Yes, we need to mourn; but, along with that, we need action

Another day in America, another mass shooting. Early Monday morning, Stephen Paddock turned the Las Vegas strip into a war zone. The terrorist opened fire on a country music festival with an automatic weapon, killing upwards of 50 and injuring more than 500. He was armed with 17 guns.

The mainstream media will cover the events as it always has. There will be first-hand accounts from survivors. There will be a somber montage of the names and faces of those killed. There will be a forensic breakdown of the attack as it happened. There will be speculation about the motivation of the terrorist. There will be political leaders condemning the violence. Maybe a New England senator will call for gun control. There will be mourning, then quickly acceptance. And then we will move on to the next big news story.

On Vanderbilt’s campus, the same cycle has played itself out in conversations. There’s a sense of moral disorientation. There’s a manifestation of empathy. There are guesses about the cause of the attack. And then we talk about the Gen Chem test or the upcoming concert.

There’s an emotion that has been deeply underrepresented in the aftermaths of the Newtowns, of the Charlestons, of the Orlandos: anger. We need to be pissed off that our elected leaders have ignored our calls for commonsense gun control, which 85 percent of Americans stand for. We need to be angry that both Bob Corker and Lamar Alexander, Tennessee’s elected Senators, have accepted money from the NRA. We need to be furious that we have to have this conversation again and again, while no other developed democracies in the world do.

Yes, mourn the victims. Send your thoughts out to the families of the injured. Keep Las Vegas on your mind. But, along with that, actually do something. Call your senator. Yell at your congressperson at a town hall. Go to a protest.

But don’t let this one slip through your fingers. Not again.


  1. You put up this piece before we even have the facts of the matter. We don’t know how he got the weapons, if he had help, if he had a motive.
    Automatic weapons have effectively been illegal since 1986.
    In that sense, the guns are already “controlled.”
    How would the government successfully implement additional gun control if it cannot enforce that which it already has?
    Are you proposing a 28th amendment that overrides the 2nd?
    If you are not in favor of a 28th amendment, what other constitutional rights should we take away?
    Ok so let’s say you pass that, which in your mind would cut off future sales.

    There are over 100 million guns in the United States, do you propose buying all of those back? How do you propose the government has the right to take these away?
    Will the black market turn itself over?
    Way more people die at the hands of hand guns in Chicago then any assault weapons, should these be taken away?

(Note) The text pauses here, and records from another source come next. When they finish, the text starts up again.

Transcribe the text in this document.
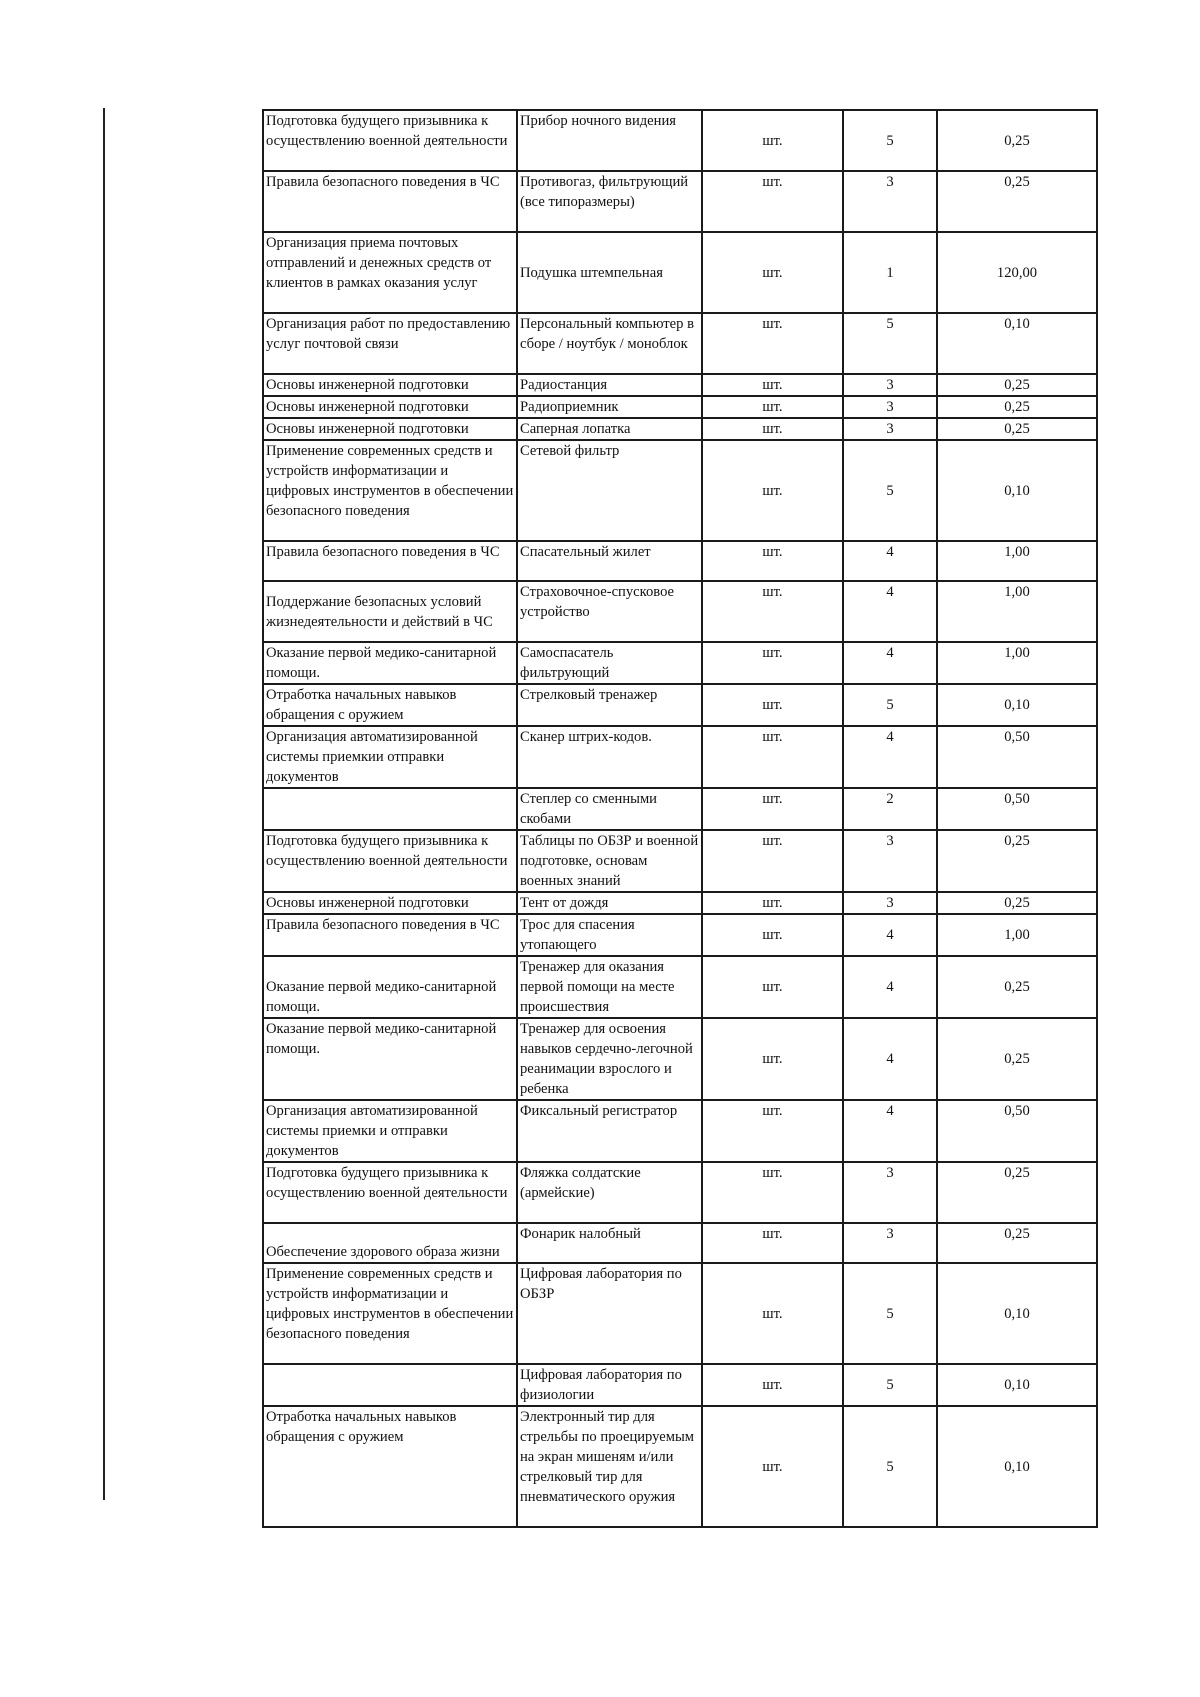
Подготовка будущего призывника к осуществлению военной деятельности	Прибор ночного видения	шт.	5	0,25
Правила безопасного поведения в ЧС	Противогаз, фильтрующий (все типоразмеры)	шт.	3	0,25
Организация приема почтовых отправлений и денежных средств от клиентов в рамках оказания услуг	Подушка штемпельная	шт.	1	120,00
Организация работ по предоставлению услуг почтовой связи	Персональный компьютер в сборе / ноутбук / моноблок	шт.	5	0,10
Основы инженерной подготовки	Радиостанция	шт.	3	0,25
Основы инженерной подготовки	Радиоприемник	шт.	3	0,25
Основы инженерной подготовки	Саперная лопатка	шт.	3	0,25
Применение современных средств и устройств информатизации и цифровых инструментов в обеспечении безопасного поведения	Сетевой фильтр	шт.	5	0,10
Правила безопасного поведения в ЧС	Спасательный жилет	шт.	4	1,00
Поддержание безопасных условий жизнедеятельности и действий в ЧС	Страховочное-спусковое устройство	шт.	4	1,00
Оказание первой медико-санитарной помощи.	Самоспасатель фильтрующий	шт.	4	1,00
Отработка начальных навыков обращения с оружием	Стрелковый тренажер	шт.	5	0,10
Организация автоматизированной системы приемкии отправки документов	Сканер штрих-кодов.	шт.	4	0,50
	Степлер со сменными скобами	шт.	2	0,50
Подготовка будущего призывника к осуществлению военной деятельности	Таблицы по ОБЗР и военной подготовке, основам военных знаний	шт.	3	0,25
Основы инженерной подготовки	Тент от дождя	шт.	3	0,25
Правила безопасного поведения в ЧС	Трос для спасения утопающего	шт.	4	1,00
Оказание первой медико-санитарной помощи.	Тренажер для оказания первой помощи на месте происшествия	шт.	4	0,25
Оказание первой медико-санитарной помощи.	Тренажер для освоения навыков сердечно-легочной реанимации взрослого и ребенка	шт.	4	0,25
Организация автоматизированной системы приемки и отправки документов	Фиксальный регистратор	шт.	4	0,50
Подготовка будущего призывника к осуществлению военной деятельности	Фляжка солдатские (армейские)	шт.	3	0,25
Обеспечение здорового образа жизни	Фонарик налобный	шт.	3	0,25
Применение современных средств и устройств информатизации и цифровых инструментов в обеспечении безопасного поведения	Цифровая лаборатория по ОБЗР	шт.	5	0,10
	Цифровая лаборатория по физиологии	шт.	5	0,10
Отработка начальных навыков обращения с оружием	Электронный тир для стрельбы по проецируемым на экран мишеням и/или стрелковый тир для пневматического оружия	шт.	5	0,10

    I acknowledge that there are real problems with gun violence in the United States, but saying you are “pro gun control” needs to have some more detail. “Yell.” “Protest.” Sure, that’s a good way to make noise, but where is the direction and at what cost are you prepared to restrict the individual’s right to bear arms?
    These are real questions, and it is far to simple to be mad when we are all devastated.